走出去不远,檐廊另一侧的院中忽然传来一阵哄闹的嬉笑。大家闻声,便不由得隔着花窗打量过去。
“诶,你们快看,那里是陆小公爷和谢家小姐吧?”
“长公主今日专程设宴,为的是什么?还不就是替独出的小公爷相看谢家小姐?”“一家是皇亲国戚,一家是二品大员,怎么不是门当户对呢?”
芫娘听闻大家谈及谢家小姐,便猜到是云笈姐姐在。她顺着花窗瞧过去,果然在人群里望见了熟悉的身影。
听闻是议亲,她便又探了探脑袋,忍不住想瞧瞧云笈姐姐要嫁个什么模样的郎君。
芫娘的视线又扫了扫,谁知这一眼望见,她便在原地僵住了。
在人群里被簇拥着的,不是旁人,是锦衣卫里的陆老六。
是送她绒簪,要和她一起看月亮的六爷。
他还穿着当初她在香海替他洗过的白道袍,外头的群青搭护上拴了一根绦子。他眼中满是倨傲,同往日的神情丝毫没有差别,可是此时此刻被众多权贵众星拱月,他才越被衬托出一份旁人难以企及的矜贵。

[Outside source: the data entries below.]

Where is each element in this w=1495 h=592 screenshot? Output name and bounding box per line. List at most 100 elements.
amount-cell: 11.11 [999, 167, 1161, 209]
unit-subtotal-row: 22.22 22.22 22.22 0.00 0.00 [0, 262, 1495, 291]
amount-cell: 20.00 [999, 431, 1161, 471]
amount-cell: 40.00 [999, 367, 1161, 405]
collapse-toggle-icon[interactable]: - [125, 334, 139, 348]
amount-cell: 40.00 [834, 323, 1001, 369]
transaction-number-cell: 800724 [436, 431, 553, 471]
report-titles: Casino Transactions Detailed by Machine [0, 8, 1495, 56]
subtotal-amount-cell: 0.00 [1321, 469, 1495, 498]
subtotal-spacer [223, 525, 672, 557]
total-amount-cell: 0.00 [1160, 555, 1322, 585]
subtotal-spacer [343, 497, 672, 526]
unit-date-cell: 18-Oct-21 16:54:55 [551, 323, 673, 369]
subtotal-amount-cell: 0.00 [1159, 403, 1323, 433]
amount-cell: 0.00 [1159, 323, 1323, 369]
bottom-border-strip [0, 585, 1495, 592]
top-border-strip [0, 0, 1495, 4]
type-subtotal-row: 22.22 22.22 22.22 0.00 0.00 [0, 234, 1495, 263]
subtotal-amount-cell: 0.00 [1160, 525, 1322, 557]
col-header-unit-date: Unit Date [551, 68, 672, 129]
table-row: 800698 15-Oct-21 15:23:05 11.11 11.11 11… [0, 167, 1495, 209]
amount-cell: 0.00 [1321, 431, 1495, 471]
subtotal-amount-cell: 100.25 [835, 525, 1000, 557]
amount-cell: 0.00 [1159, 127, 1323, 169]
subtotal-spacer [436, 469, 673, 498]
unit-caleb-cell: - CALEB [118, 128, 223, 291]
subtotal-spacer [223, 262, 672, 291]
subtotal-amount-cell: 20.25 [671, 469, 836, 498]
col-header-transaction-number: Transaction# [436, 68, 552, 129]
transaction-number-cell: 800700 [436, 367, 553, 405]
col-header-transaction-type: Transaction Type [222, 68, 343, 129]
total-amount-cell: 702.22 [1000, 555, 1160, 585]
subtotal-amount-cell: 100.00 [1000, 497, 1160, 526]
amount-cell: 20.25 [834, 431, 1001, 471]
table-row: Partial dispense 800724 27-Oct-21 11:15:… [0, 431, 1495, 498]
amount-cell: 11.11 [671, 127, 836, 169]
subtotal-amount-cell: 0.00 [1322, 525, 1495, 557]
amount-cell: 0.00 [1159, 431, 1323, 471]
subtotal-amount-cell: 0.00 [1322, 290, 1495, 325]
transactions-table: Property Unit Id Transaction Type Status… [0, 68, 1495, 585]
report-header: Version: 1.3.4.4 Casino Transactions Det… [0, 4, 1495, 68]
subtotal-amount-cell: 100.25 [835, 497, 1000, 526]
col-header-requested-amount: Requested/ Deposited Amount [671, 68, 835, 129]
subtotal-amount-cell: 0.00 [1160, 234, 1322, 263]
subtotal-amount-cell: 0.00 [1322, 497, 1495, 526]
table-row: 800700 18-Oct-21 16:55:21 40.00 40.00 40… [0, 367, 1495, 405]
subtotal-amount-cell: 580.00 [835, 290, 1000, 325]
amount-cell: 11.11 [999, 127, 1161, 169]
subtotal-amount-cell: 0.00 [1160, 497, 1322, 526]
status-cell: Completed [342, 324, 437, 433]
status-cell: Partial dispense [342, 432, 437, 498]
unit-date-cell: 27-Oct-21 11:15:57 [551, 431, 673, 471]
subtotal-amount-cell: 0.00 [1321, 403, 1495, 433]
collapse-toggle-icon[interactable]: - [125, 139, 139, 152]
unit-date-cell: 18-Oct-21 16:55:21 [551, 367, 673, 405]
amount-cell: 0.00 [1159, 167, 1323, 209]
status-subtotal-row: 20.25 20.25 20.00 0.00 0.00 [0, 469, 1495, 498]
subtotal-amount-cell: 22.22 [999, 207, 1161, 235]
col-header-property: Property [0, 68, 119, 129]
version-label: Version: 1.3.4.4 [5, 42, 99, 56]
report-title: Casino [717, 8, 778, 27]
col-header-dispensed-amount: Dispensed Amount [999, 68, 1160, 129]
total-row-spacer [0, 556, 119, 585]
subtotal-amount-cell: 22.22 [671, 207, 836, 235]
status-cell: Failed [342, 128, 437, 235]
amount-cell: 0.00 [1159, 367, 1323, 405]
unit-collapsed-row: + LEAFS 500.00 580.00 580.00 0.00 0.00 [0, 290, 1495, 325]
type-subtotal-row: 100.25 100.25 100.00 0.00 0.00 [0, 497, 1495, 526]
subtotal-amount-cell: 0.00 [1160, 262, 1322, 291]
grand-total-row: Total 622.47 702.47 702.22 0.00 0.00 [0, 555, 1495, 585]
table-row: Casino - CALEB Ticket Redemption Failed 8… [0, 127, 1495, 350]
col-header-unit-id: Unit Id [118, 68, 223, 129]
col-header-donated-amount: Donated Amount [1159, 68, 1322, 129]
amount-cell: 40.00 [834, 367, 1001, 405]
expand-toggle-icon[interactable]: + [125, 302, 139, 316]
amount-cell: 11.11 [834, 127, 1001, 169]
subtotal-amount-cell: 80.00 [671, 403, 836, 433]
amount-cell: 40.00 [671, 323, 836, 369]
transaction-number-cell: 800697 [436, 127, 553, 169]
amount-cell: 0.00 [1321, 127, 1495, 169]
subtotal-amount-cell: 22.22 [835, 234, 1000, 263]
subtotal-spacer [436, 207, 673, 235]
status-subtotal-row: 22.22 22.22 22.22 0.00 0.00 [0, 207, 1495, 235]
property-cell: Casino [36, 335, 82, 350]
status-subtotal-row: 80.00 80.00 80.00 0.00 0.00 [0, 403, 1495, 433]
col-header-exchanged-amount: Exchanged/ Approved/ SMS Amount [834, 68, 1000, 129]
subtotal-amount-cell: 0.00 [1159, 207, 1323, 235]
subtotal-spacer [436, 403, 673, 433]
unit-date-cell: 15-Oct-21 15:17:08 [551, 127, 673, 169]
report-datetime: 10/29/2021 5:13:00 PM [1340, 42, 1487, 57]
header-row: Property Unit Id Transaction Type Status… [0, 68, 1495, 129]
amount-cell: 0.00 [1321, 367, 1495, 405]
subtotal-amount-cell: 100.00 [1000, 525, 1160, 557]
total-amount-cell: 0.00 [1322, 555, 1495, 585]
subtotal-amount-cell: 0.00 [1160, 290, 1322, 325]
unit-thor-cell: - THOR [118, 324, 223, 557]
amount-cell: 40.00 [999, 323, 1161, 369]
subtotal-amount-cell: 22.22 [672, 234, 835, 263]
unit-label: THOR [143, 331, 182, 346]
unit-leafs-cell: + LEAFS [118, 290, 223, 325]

芫娘觉得自己眼前莫名一黑,便忍不住发起抖来:“你们说那个是……英国公府的小公爷?”
“可不是么?不是那个‘祸害”小公爷还能是谁?”
“嘘,小些声,仔细给人听见。”
……
芫娘已经听不大清大家还讲了些什么了。
她心中只剩下一团乱麻。
地位尊崇的小公爷,怎么会是那个在香海吃着小摊,在赌坊围追堵截之下被她踹进床底,肯教翠翠打马吊,跟远萝楼的姑娘们打成一片的六爷呢?
芫娘侧了侧目光,试图将陆怀熠从自己的视线中撇出去。可这一侧,便又瞧到了云笈姐姐。
她今日俨然是打扮过的,但仍旧淡雅素净。
一条宽澜马面裙,一件白绢长比甲,不多丁点销金绣花,越发衬的人似出水芙蓉,天然去雕饰。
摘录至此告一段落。